Overall, the results of this study provide valuable insights into the factors that can influence the number of orthopedic surgery consults and add-on surgeries during call shifts at a Level I trauma center. The findings suggest that temporal factors such as the day of the week, month of the year, and season, as well as weather patterns and certain superstitions, may have an impact on the number of consults and add-on surgeries.

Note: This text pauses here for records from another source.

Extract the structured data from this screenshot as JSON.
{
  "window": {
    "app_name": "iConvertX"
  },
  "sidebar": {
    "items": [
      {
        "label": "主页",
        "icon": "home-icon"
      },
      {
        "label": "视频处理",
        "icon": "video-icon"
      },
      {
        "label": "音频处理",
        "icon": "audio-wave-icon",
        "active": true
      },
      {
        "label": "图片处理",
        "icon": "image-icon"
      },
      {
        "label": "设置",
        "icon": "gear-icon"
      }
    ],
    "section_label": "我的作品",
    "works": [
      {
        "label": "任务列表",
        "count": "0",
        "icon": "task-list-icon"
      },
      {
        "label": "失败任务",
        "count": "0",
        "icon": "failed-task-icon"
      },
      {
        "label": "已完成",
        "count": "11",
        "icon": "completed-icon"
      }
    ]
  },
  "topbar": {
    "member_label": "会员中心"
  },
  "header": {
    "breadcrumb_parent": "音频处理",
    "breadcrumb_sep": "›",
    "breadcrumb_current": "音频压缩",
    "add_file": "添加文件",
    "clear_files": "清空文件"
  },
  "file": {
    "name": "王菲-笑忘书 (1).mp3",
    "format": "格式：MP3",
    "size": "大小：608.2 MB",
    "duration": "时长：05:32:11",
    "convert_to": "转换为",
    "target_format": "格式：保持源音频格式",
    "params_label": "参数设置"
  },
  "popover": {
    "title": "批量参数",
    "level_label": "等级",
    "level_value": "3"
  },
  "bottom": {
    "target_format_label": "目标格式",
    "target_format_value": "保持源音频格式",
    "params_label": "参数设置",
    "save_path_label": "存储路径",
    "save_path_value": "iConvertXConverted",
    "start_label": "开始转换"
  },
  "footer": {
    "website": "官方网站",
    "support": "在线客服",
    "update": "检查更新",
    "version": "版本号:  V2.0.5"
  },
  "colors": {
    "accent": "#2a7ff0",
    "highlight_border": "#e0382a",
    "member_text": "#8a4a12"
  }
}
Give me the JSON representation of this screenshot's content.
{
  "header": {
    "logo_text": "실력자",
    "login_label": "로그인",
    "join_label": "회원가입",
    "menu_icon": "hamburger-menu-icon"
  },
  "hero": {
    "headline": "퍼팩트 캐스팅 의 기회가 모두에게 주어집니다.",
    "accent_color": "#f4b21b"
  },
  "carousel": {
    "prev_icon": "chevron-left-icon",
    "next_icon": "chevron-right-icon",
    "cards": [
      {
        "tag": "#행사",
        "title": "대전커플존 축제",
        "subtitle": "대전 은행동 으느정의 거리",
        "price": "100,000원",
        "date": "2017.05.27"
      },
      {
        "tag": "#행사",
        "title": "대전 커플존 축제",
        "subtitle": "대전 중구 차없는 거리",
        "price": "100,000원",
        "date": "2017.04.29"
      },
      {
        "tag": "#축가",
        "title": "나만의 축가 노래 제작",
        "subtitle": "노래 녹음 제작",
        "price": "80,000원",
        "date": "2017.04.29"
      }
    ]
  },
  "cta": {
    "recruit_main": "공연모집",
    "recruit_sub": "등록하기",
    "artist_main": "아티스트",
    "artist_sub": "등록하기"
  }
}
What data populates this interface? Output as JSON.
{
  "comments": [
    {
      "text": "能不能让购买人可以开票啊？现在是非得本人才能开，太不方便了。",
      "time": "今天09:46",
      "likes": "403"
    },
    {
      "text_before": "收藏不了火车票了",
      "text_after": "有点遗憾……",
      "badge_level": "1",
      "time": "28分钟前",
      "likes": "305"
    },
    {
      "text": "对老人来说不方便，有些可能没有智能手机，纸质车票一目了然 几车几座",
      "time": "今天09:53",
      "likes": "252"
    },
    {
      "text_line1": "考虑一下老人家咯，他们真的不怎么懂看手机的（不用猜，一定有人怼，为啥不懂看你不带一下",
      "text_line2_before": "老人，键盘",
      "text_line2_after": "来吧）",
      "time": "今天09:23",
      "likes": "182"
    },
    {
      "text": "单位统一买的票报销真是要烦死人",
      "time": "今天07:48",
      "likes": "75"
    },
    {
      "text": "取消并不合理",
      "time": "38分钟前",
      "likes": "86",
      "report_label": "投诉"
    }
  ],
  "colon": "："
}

From a resident’s perspective, this information supports the use of balanced call schedules to a feasible extent, with call experience encompassing both weekends and weekdays. These findings may even be useful in optimizing clinical support during high volume days or months of the year. The tendency for residents to maintain superstitions may transcend published data, but those self-attributed “black clouds” can rest assured that they are not being targeted by orthopedic trauma.
In conclusion, multiple temporal and weather-related factors appear to be associated with the number of consults per shift in an orthopedic surgery residency program, but a “black cloud” resident or attending physician was not one of them.